The OIG also possesses discretionary exclusion authority, allowing them to exclude individuals and entities based on other grounds, such as: misdemeanor convictions related to health care fraud (excluding Medicare or Medicaid fraud), misdemeanor convictions related to controlled substances, license suspension or revocation related to professional competence or financial integrity, providing unnecessary or substandard services, submitting false or fraudulent claims to a federal health care program, engaging in unlawful kickback arrangements, and defaulting on health education loan or scholarship obligations.

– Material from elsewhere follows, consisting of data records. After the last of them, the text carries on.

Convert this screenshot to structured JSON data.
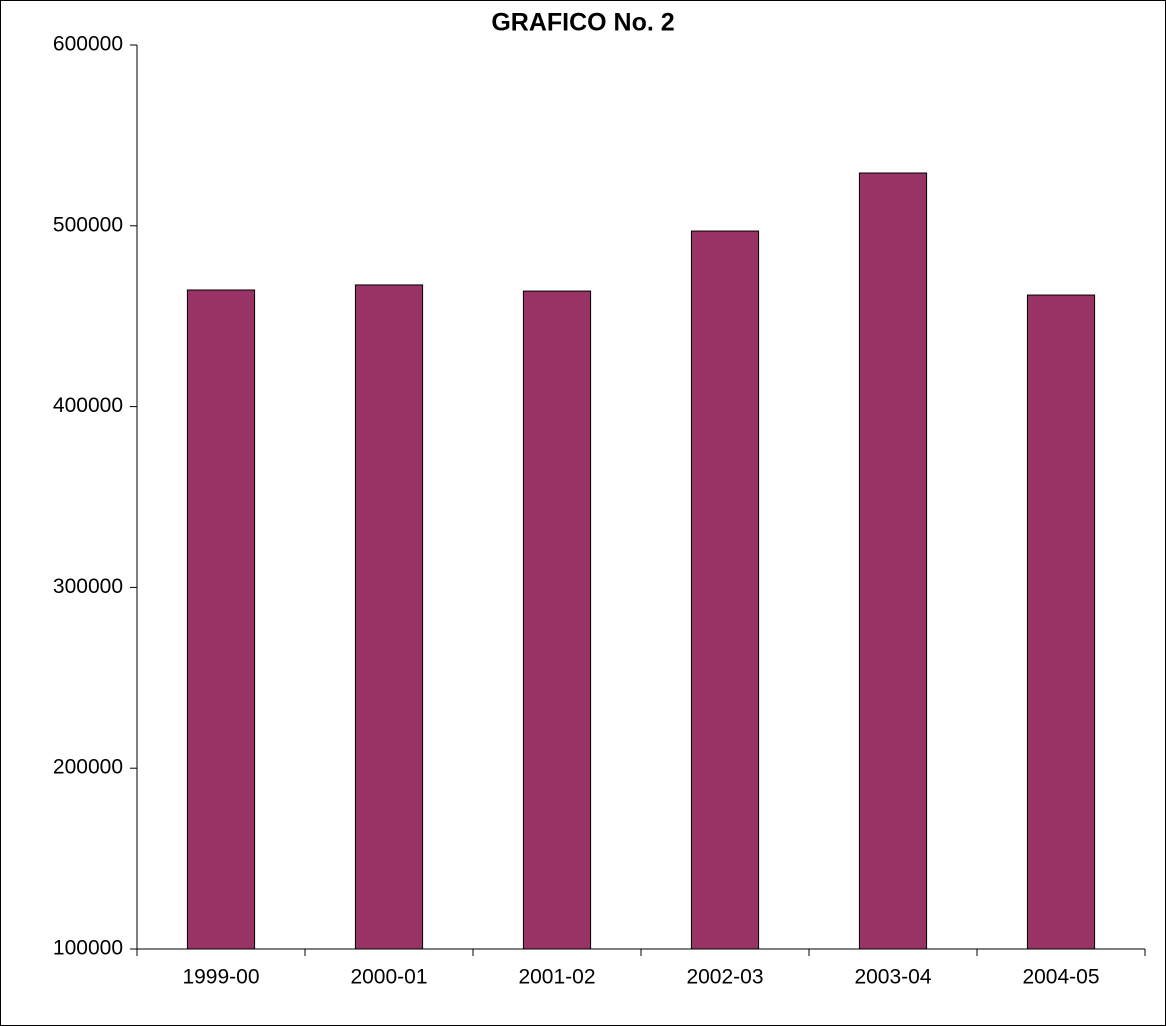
{
  "chart_data": {
    "type": "bar",
    "title": "GRAFICO No. 2",
    "categories": [
      "1999-00",
      "2000-01",
      "2001-02",
      "2002-03",
      "2003-04",
      "2004-05"
    ],
    "values": [
      464500,
      467300,
      463900,
      497100,
      529200,
      461700
    ],
    "color": "#993366",
    "ylim": [
      100000,
      600000
    ],
    "yticks": [
      100000,
      200000,
      300000,
      400000,
      500000,
      600000
    ],
    "grid": false
  }
}
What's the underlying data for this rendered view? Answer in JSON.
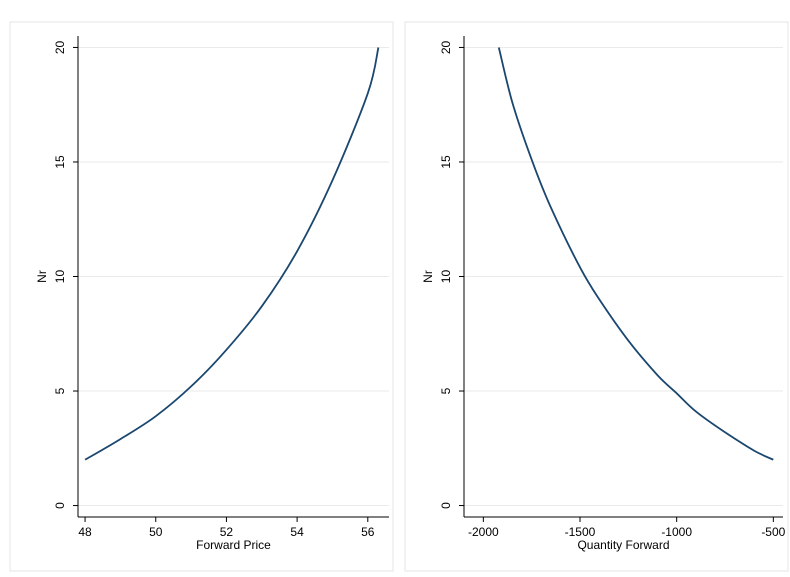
{
  "chart_data": [
    {
      "type": "line",
      "xlabel": "Forward Price",
      "ylabel": "Nr",
      "xlim": [
        47.8,
        56.6
      ],
      "ylim": [
        -0.5,
        20.5
      ],
      "xticks": [
        48,
        50,
        52,
        54,
        56
      ],
      "yticks": [
        0,
        5,
        10,
        15,
        20
      ],
      "grid": "horizontal",
      "series": [
        {
          "color": "#1a476f",
          "x": [
            48.0,
            49.0,
            50.0,
            51.0,
            52.0,
            53.0,
            54.0,
            55.0,
            56.0,
            56.3
          ],
          "y": [
            2.0,
            2.9,
            3.9,
            5.2,
            6.8,
            8.7,
            11.1,
            14.2,
            18.0,
            20.0
          ]
        }
      ]
    },
    {
      "type": "line",
      "xlabel": "Quantity Forward",
      "ylabel": "Nr",
      "xlim": [
        -2100,
        -450
      ],
      "ylim": [
        -0.5,
        20.5
      ],
      "xticks": [
        -2000,
        -1500,
        -1000,
        -500
      ],
      "yticks": [
        0,
        5,
        10,
        15,
        20
      ],
      "grid": "horizontal",
      "series": [
        {
          "color": "#1a476f",
          "x": [
            -1920,
            -1850,
            -1750,
            -1650,
            -1500,
            -1400,
            -1250,
            -1100,
            -1000,
            -900,
            -750,
            -600,
            -500
          ],
          "y": [
            20.0,
            17.6,
            15.1,
            13.0,
            10.4,
            9.0,
            7.2,
            5.7,
            4.9,
            4.1,
            3.2,
            2.4,
            2.0
          ]
        }
      ]
    }
  ]
}
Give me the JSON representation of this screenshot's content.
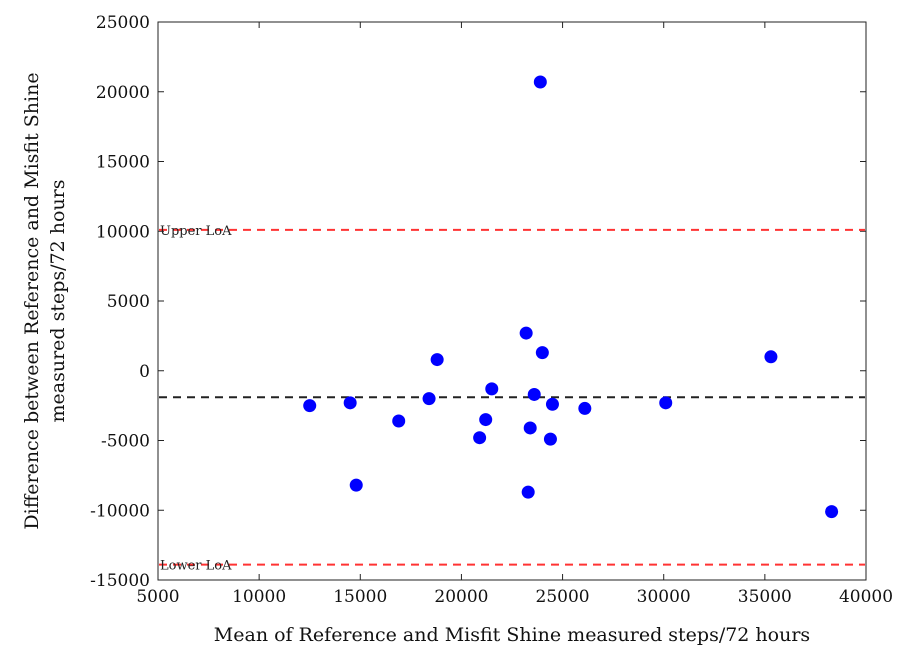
{
  "chart_data": {
    "type": "scatter",
    "title": "",
    "xlabel": "Mean of Reference and Misfit Shine measured steps/72 hours",
    "ylabel": "Difference between Reference and Misfit Shine measured steps/72 hours",
    "xlim": [
      5000,
      40000
    ],
    "ylim": [
      -15000,
      25000
    ],
    "xticks": [
      5000,
      10000,
      15000,
      20000,
      25000,
      30000,
      35000,
      40000
    ],
    "yticks": [
      -15000,
      -10000,
      -5000,
      0,
      5000,
      10000,
      15000,
      20000,
      25000
    ],
    "xtick_labels": [
      "5000",
      "10000",
      "15000",
      "20000",
      "25000",
      "30000",
      "35000",
      "40000"
    ],
    "ytick_labels": [
      "-15000",
      "-10000",
      "-5000",
      "0",
      "5000",
      "10000",
      "15000",
      "20000",
      "25000"
    ],
    "grid": false,
    "points": {
      "x": [
        23900,
        23200,
        18800,
        24000,
        35300,
        12500,
        14500,
        18400,
        21500,
        23600,
        24500,
        26100,
        30100,
        16900,
        21200,
        20900,
        23400,
        24400,
        14800,
        23300,
        38300
      ],
      "y": [
        20700,
        2700,
        800,
        1300,
        1000,
        -2500,
        -2300,
        -2000,
        -1300,
        -1700,
        -2400,
        -2700,
        -2300,
        -3600,
        -3500,
        -4800,
        -4100,
        -4900,
        -8200,
        -8700,
        -10100
      ],
      "color": "#0000ff"
    },
    "reference_lines": [
      {
        "name": "Upper LoA",
        "y": 10100,
        "color": "#ff3333",
        "style": "dashed"
      },
      {
        "name": "Mean difference",
        "y": -1900,
        "color": "#222222",
        "style": "dashed"
      },
      {
        "name": "Lower LoA",
        "y": -13900,
        "color": "#ff3333",
        "style": "dashed"
      }
    ],
    "annotations": {
      "upper_loa": "Upper LoA",
      "lower_loa": "Lower LoA"
    }
  }
}
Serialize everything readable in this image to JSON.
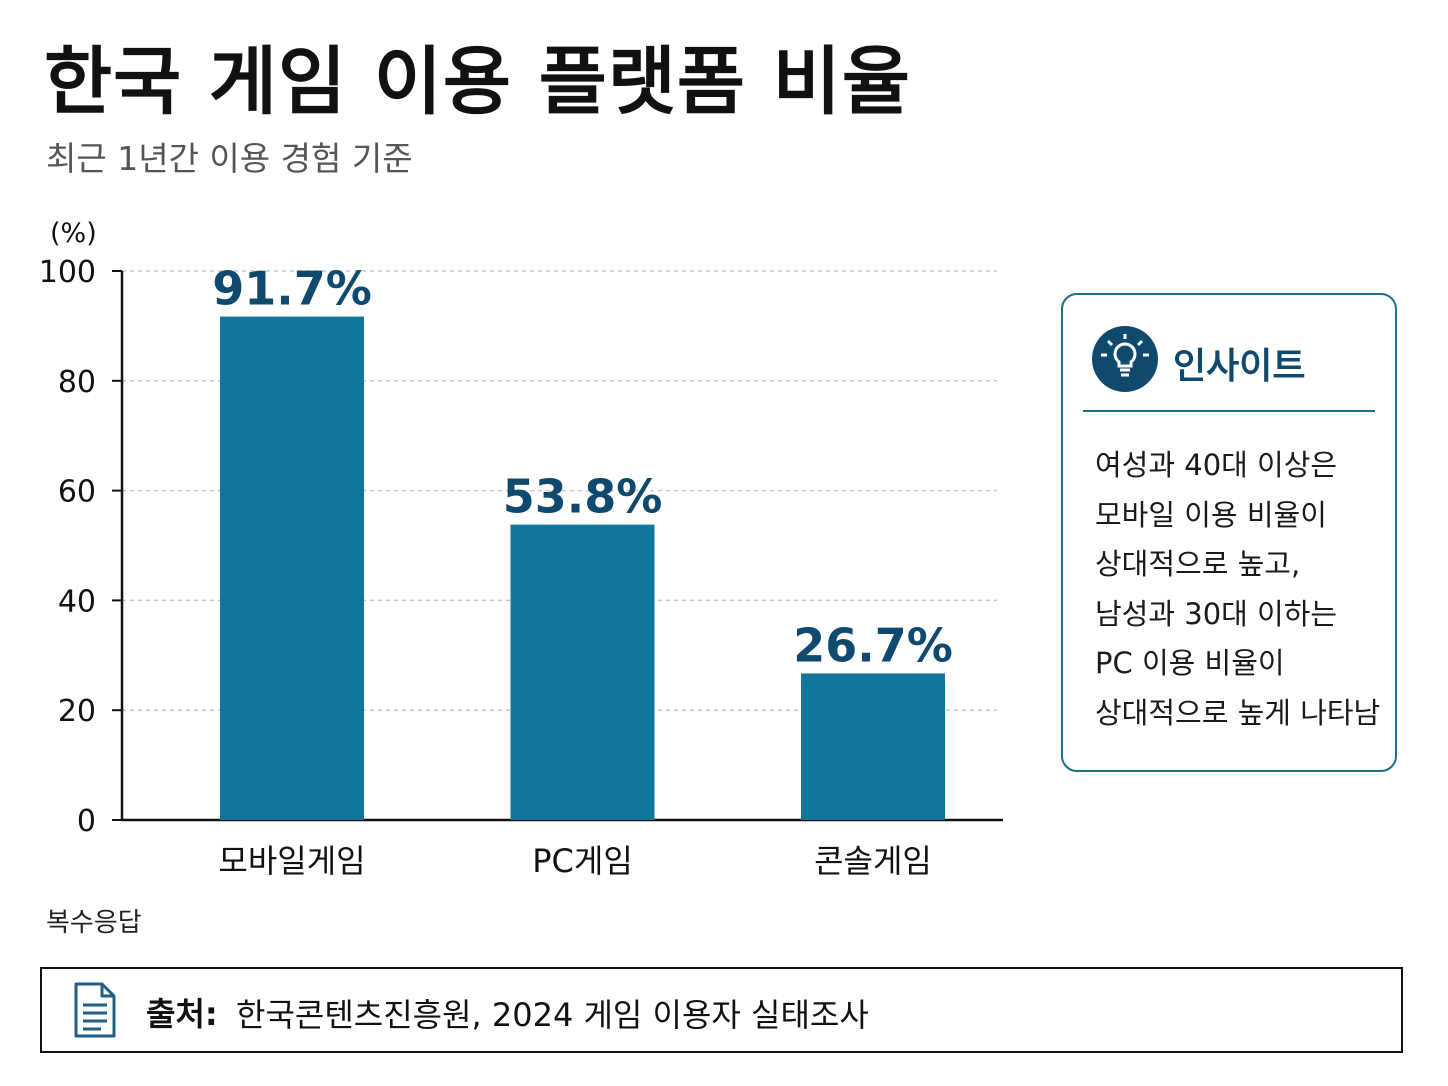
{
  "header": {
    "title": "한국 게임 이용 플랫폼 비율",
    "subtitle": "최근 1년간 이용 경험 기준"
  },
  "chart_data": {
    "type": "bar",
    "title": "한국 게임 이용 플랫폼 비율",
    "subtitle": "최근 1년간 이용 경험 기준",
    "categories": [
      "모바일게임",
      "PC게임",
      "콘솔게임"
    ],
    "values": [
      91.7,
      53.8,
      26.7
    ],
    "value_labels": [
      "91.7%",
      "53.8%",
      "26.7%"
    ],
    "ylabel": "(%)",
    "ylim": [
      0,
      100
    ],
    "yticks": [
      0,
      20,
      40,
      60,
      80,
      100
    ],
    "grid": true,
    "colors": {
      "bar": "#10769a",
      "value_label": "#0f4a6e",
      "grid": "#c8c8c8",
      "axis": "#111111"
    }
  },
  "note": "복수응답",
  "insight": {
    "title": "인사이트",
    "icon": "lightbulb-icon",
    "lines": [
      "여성과 40대 이상은",
      "모바일 이용 비율이",
      "상대적으로 높고,",
      "남성과 30대 이하는",
      "PC 이용 비율이",
      "상대적으로 높게 나타남"
    ]
  },
  "source": {
    "icon": "document-icon",
    "label": "출처:",
    "text": "한국콘텐츠진흥원, 2024 게임 이용자 실태조사"
  }
}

Exclusion from federal health care programs has profound consequences. Excluded physicians cannot receive payment from Medicare, Medicaid, TRICARE, the Veterans Health Administration, or any other federal health care program for services they furnish, order, or prescribe. This prohibition extends to both direct billing and indirect billing through employers or group practices. Furthermore, any order or prescription from an excluded physician is not reimbursable by federal health care programs, even if the patient pays privately for the service.
For further details, consult Special Advisory Bulletin: The Effect of Exclusion From Participation in Federal Health Care Programs.
It is the responsibility of health care providers to ensure they do not employ or contract with excluded individuals or entities in any capacity where federal health care program funds might be used for the items or services provided. This necessitates screening both current and prospective employees and contractors against the OIG’s List of Excluded Individuals and Entities (LEIE), an online database accessible through OIG’s Exclusion Website. Employing or contracting with an excluded party that results in federal health care program payment for furnished services can lead to civil monetary penalties and the obligation to repay any amounts related to the excluded individual or entity’s services.
For more information, visit OIG’s exclusion Website.
Civil Monetary Penalties Law (CMPL) [42 U.S.C. § 1320a-7a]
The Civil Monetary Penalties Law (CMPL) grants the OIG authority to seek civil monetary penalties and sometimes exclusion for a broad spectrum of misconduct within government health care programs. The CMPL allows for varying penalty amounts, ranging from $10,000 to $50,000 per violation, depending on the specific infraction. Examples of CMPL violations include:
- Presenting claims for items or services not provided as claimed, or that are false or fraudulent.
- Presenting claims for items or services for which payment cannot be made under government health care programs.
- Violating the Anti-Kickback Statute (AKS).
- Violating Medicare assignment provisions.
- Violating Medicare physician agreements.
- Providing false or misleading information intended to influence discharge decisions.
- Failing to provide adequate medical screening examinations for emergency department patients with emergency medical conditions or in labor (EMTALA violations).
- Making false statements or misrepresentations on applications or contracts to participate in federal health care programs.